Blockchain vs. The Internet

Is Comparing the Blockchain and the Internet Really a Worthy Comparison

On the state-run TV segment for China Central Television, broadcaster described blockchain 10x more valuable than the internet. The reasoning behind this pronouncement was that the internet only aggregates information, while the blockchain decentralizes the fabric of the internet and takes out the middle man like Silicon Valley tech companies.
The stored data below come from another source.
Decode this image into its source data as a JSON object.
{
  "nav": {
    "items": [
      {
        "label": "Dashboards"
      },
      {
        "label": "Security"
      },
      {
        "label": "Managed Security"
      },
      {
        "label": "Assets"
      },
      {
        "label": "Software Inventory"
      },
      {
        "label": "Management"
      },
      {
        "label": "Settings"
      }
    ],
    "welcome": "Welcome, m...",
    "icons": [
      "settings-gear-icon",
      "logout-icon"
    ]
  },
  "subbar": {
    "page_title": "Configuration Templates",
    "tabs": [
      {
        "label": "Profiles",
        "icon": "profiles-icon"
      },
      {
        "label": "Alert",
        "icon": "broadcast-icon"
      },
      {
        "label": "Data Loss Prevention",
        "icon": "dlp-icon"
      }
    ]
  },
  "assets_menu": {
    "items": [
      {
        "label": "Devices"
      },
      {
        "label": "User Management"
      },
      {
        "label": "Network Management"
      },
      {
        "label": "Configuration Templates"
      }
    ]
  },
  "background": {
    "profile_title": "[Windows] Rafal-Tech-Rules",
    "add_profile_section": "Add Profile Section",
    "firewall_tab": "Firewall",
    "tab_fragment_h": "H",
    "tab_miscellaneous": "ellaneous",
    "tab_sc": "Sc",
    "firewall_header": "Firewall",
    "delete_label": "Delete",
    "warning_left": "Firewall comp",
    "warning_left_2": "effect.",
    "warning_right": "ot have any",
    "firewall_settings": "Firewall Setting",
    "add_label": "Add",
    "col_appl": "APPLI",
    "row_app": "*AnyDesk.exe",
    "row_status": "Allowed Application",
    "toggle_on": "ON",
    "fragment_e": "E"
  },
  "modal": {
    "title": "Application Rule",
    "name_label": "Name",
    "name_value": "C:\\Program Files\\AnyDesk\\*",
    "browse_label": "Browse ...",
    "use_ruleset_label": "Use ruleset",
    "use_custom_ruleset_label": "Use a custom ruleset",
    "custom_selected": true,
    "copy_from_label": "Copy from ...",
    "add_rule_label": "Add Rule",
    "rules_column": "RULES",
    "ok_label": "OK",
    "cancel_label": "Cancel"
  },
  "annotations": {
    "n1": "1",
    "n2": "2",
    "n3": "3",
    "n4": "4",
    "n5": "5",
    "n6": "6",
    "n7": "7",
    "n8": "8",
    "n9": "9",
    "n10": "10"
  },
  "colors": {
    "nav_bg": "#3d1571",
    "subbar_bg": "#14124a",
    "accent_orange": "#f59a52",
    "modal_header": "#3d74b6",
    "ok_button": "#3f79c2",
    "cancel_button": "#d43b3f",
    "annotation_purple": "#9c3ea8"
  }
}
Here is the exact quote from the segment called “Dialogue” via Zhang Shoucheng, a physics professor at Stanford University:

“While the real value of the internet is aggregating individual pieces of information into one place, which is exactly what Google and Facebook does, we are now entering an era where information is being decentralized so that individuals can own their individual data. And that’s the real value of blockchain that makes it exciting.”

Many believe that Bitcoin is nothing but the beta-test of the blockchain. In fact, Ethereum continues to be more interesting for some traders because the technology underneath it is considered to be a primary building block of digital transactions and possibly the primary layer of the new internet that is being born.

Furthermore, Ethereum already has a growing community of developers underneath it. 250,000 developers are on Truffle, Infura has 2 billion requests each day and MetaMask has 500,000 active users.

In this space as well, ICOs are being funded that shore up and expand the architecture of Ethereum and the blockchain. More and more offshoots and uses of social contracts are being built, and sure, some of them may not be around forever, but the infrastructure and the idea will be.

In that case, many believe that blockchain is not really the new internet, but really an open-source kernel for something much bigger that has yet to happen.

In the meantime, we are still a very long way away from the universal blob of the internet for blockchain. We need more interoperability, simplicity and standards that everyone can agree on. There are so many cooks in the kitchen right now and the more people on a chain, the harder it is to change. We have seen splits and hard forks, we have seen an inability to change things because of the lack of consensus, etc. It can get quite unwieldy to maintain a network or to scale it up in order to stay relevant with the times.

Furthermore, Blockchains are still very slow. As an example, Hyperledger can only handle around 1000 transactions per second. The Bitcoin transaction rate per second is limited to seven.

David Gilbert of IB Times writes in his article: “The problem relates to how transactions are processed on the Blockchain, the decentralized, distributed ledger technology that underpins Bitcoin.The average time it takes for a Bitcoin transaction to be verified is now 43 minutes, and some transactions remain unverified forever.”

Blockchain systems need to evolve to instant or near-instant levels to reach internet level ubiquity.